With firecrackers with names like Judas’ Belt, Super Lolo Thunder (Super Grandfather Thunder,) Whistle Bomb and Crying Cow, one can’t be blamed for thinking that Filipinos have a hard on for explosives (or a penchant for random word combinations.)
Which might explain the 346 firecracker-related injuries recorded by the Department of Health during the New Year revelry last night. Except most of those injuries were caused by a firecracker that was about as loud as a capgun. Gunpowder came into it, sure, but as with many things, it’s not the the size of the payload, but how you use it.

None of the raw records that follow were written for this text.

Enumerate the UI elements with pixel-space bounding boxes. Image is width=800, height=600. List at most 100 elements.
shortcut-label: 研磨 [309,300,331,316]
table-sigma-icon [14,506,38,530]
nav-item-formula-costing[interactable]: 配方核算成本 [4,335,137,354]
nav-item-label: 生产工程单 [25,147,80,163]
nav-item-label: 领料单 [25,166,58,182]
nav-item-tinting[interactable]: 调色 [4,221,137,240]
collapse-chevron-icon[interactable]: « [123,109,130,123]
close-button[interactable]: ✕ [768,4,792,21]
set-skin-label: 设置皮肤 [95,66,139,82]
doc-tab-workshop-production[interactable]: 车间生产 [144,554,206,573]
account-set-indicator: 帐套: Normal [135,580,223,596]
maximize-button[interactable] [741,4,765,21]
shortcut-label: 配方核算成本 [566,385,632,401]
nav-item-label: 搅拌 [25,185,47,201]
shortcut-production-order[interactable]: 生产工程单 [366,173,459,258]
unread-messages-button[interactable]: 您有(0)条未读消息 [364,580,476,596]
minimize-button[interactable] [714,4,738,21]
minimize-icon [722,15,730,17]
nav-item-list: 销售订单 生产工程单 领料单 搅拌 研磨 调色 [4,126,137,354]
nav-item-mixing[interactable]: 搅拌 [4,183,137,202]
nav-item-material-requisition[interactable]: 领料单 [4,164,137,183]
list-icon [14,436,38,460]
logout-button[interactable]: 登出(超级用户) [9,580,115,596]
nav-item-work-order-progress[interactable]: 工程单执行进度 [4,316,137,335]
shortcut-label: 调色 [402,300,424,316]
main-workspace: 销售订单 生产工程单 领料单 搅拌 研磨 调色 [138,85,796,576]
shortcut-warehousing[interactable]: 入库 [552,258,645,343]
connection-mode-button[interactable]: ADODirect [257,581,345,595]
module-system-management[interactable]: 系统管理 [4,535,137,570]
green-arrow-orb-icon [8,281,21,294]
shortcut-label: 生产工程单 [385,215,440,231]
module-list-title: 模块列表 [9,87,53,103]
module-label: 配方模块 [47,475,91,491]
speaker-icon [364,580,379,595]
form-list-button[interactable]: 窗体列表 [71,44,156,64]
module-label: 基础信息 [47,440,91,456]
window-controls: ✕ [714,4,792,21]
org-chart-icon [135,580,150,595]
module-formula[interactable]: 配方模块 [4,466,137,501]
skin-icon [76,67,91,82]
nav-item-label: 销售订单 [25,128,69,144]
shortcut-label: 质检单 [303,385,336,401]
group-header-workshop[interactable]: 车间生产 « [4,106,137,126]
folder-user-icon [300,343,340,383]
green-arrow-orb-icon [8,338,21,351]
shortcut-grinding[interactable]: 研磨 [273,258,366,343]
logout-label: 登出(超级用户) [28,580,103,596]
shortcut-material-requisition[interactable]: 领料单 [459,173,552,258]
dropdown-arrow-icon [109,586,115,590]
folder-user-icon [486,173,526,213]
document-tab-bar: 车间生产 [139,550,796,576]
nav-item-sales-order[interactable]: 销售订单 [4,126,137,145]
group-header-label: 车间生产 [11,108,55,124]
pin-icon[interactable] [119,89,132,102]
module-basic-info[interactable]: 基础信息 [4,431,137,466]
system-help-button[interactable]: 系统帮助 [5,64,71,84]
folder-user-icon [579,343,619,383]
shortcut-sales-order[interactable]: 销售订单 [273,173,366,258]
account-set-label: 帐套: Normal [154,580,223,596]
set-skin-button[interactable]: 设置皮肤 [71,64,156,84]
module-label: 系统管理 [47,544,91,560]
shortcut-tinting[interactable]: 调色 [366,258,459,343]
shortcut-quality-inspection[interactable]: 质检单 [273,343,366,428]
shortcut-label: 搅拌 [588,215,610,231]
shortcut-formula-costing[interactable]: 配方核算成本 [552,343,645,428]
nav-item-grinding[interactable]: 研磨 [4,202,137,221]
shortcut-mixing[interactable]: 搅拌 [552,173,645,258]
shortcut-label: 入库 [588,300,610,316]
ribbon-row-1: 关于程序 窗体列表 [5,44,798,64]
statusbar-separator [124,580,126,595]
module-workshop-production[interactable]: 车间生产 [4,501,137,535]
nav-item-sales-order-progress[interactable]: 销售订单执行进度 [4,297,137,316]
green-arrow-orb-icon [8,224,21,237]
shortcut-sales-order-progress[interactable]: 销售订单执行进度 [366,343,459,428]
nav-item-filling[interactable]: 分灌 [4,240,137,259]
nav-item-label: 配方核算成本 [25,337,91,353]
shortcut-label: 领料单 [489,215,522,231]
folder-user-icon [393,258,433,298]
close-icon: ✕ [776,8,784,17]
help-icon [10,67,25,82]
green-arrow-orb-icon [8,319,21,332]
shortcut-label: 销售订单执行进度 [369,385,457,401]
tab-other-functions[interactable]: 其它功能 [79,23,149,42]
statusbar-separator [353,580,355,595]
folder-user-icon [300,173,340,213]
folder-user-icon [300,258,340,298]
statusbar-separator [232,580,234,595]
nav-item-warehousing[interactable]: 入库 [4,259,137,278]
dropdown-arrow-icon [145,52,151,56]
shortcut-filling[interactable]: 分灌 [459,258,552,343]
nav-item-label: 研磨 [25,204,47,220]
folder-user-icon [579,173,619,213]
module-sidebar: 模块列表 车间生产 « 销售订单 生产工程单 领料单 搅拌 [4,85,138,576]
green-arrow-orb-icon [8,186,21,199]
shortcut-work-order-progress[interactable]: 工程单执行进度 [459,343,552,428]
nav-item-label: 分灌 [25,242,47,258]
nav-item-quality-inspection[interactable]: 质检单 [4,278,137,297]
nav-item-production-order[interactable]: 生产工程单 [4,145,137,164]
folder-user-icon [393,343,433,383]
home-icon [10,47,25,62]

Initially imported or smuggled from Europe, Piccolos are now being made by the Bulacan firecracker industry, with as much quality control and safety-firstness as that implies.
The DOH reports that most firecracker-related injuries during the holiday season involved Piccolos.
Basically, they’re self-lighting (with your help and encouragement) firecrackers. You strike them against the box and the phosphorus (I guess) ignites to light the fuse. Piccolos are marketed as toys, much like giving a monkey a loaded gun, but on a smaller, less-cute scale.
They’re not very loud, and are more a novelty item than an actual effort to ward off bad luck. And they were safe, back when they were shipped in from Europe. The local versions, though, have shown a tendency to explode (pop, anyway) in your hand and shoot out your eye. A fact that is proudly proclaimed by their one-armed, one-eyed mascot in a rare case of truth in advertising.
When they don’t explode in your hand, they’re fun little toys to throw at random things like unsuspecting pedestrians and stalls selling firecrackers.